Figure 8a, b presents the plots for the pseudo-first-order and pseudo-second-order kinetic models, respectively, and the model constants are gathered in Table 8. The biosorption kinetic of DB86 follows a pseudo-second-order model in the concentration range 20–100 mg L−1 with very high correlation coefficients R 2 > 0.99, and the calculated equilibrium biosorption capacities (q e cal) are much closer to the experimental ones (q e exp). By contrast, the pseudo-first-order model does not give a good agreement with the experimental data (R 2 = 0.504–0.947), and the experimental biosorption capacities are different from the calculated ones (Table 8). Sadaf and Bhatti (2011) reported similar results for the removal of anionic dye Foron turquoise SBLN by using fungal biomass as biosorbent. The pseudo-second-order rate constant (k 2) decreases with increasing the DB86 concentration (Table 8), and this can be attributed to the competitive biosorption of DB86 molecules on available surface area (Albadarin et al. 2011).

Fig. 8
figure 8

The kinetic plots, pseudo-first-order (a) and pseudo-second-order (b) models

Table 8 Kinetic parameters for the DB86 biosorption

The Weber–Morris equation is used to describe the intraparticle diffusion. If the plot of q t versus t 1/2 is linear and passes by the origin, then the intraparticle diffusion is the sole rate-limiting step (Albadarin et al. 2011) and the rate constant (k int, mg g−1 min–½) is given by the equation (Abbas and Trari 2015)

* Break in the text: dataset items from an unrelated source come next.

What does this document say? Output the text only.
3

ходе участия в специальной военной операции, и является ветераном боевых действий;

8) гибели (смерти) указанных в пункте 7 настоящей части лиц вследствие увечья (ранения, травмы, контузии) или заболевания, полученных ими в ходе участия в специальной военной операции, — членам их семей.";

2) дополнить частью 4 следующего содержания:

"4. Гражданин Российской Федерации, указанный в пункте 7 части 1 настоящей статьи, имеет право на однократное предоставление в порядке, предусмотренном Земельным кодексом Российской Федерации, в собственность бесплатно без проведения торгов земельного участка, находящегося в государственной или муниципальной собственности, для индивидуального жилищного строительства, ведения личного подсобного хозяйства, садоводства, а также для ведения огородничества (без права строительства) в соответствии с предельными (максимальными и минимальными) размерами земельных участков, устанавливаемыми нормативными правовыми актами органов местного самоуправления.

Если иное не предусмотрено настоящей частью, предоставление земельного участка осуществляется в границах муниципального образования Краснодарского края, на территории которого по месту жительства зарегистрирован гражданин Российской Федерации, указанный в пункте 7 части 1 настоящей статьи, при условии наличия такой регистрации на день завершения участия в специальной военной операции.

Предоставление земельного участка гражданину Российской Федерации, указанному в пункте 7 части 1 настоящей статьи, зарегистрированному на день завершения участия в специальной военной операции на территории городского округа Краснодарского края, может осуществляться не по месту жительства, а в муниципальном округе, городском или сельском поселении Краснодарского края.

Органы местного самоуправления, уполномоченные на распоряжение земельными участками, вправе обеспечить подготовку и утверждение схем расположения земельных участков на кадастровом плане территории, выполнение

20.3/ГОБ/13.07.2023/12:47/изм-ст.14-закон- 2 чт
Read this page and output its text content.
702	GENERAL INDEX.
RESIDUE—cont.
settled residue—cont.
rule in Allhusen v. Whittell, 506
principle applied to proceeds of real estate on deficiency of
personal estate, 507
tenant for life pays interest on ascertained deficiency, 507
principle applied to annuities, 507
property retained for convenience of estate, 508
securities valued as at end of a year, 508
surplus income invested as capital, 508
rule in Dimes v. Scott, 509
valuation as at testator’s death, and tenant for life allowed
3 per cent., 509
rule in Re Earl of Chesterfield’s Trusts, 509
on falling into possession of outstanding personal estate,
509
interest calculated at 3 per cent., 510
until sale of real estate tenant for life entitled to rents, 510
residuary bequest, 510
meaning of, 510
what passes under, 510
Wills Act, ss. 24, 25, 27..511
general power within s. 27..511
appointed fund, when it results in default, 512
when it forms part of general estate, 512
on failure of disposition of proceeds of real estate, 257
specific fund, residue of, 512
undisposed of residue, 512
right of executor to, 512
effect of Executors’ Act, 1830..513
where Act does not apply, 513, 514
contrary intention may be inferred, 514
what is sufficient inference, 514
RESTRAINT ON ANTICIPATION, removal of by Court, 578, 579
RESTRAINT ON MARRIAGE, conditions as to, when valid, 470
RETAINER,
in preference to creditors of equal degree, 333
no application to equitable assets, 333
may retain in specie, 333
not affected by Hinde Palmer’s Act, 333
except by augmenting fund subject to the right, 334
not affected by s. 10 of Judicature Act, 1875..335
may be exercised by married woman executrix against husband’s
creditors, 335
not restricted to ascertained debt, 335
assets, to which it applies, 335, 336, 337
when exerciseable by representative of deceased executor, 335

$$ {q}_t={k}_{\mathrm{int}}{t}^{1/2}+ C $$
(15)

where C (mg g−1) is the intercept due to the presence of the boundary layer thickness (Albadarin et al. 2011; Boudechiche et al. 2016). A non-zero value for the intercept indicates that a mass transfer limits the diffusion rate across the boundary layer (Albadarin et al. 2011). The plots q t versus t 1/2 (Fig. 9) are multilinear (R 2 = 0.92–0.98), and the straight lines do not pass by the origin (boundary layer effect) (Table 8). This characterizes some degree of boundary layer control, which clearly indicates that the intraparticle diffusion is not the rate-determining step. So, other kinetic models control the biosorption of DB86 on CAS which can operate simultaneously (Albadarin et al. 2011).

Fig. 9
figure 9

The intraparticle diffusion model at various initial DB86 concentrations

Conclusion

In the present work, RSM combined with CCRD was used to examine the effects of four operating parameters, namely, the initial solution pH (X 1), biosorbent dose (X 2), initial DB86 concentration (X 3), and temperature (X 4), for DB86 removal by a novel biosorbent: C. azarolus. The cubic model was found to be a suitable mathematical model which provides an adequate prediction of DB86 removal (R 2 = 0.996 and R 2 adj = 0.983). According to this model, the Student’s t test results showed that all coefficients are significant except X 2 3, X 4 2, X 1*X 3*X 4, and X 1*X 2*X 3. Additionally, the optimal conditions resulting in the highest DB86 removal of theoretical and experimental values, 123 and 100%, respectively, were obtained for a solution of pH 2, a biosorbent dose of 4 g L−1, an initial DB86 concentration of 20 mg L−1, and a temperature of 10 °C. The equilibrium data of DB86 biosorption onto CAS are well-fitted by the Langmuir model with a maximum monolayer biosorption capacity of 24.02 mg g−1. The kinetic study showed that the pseudo-second-order model describes adequately the DB86 biosorption, and the intraparticle diffusion model is not the rate-limiting step which governs the biosorption mechanism; other kinetic models may control the biosorption rate.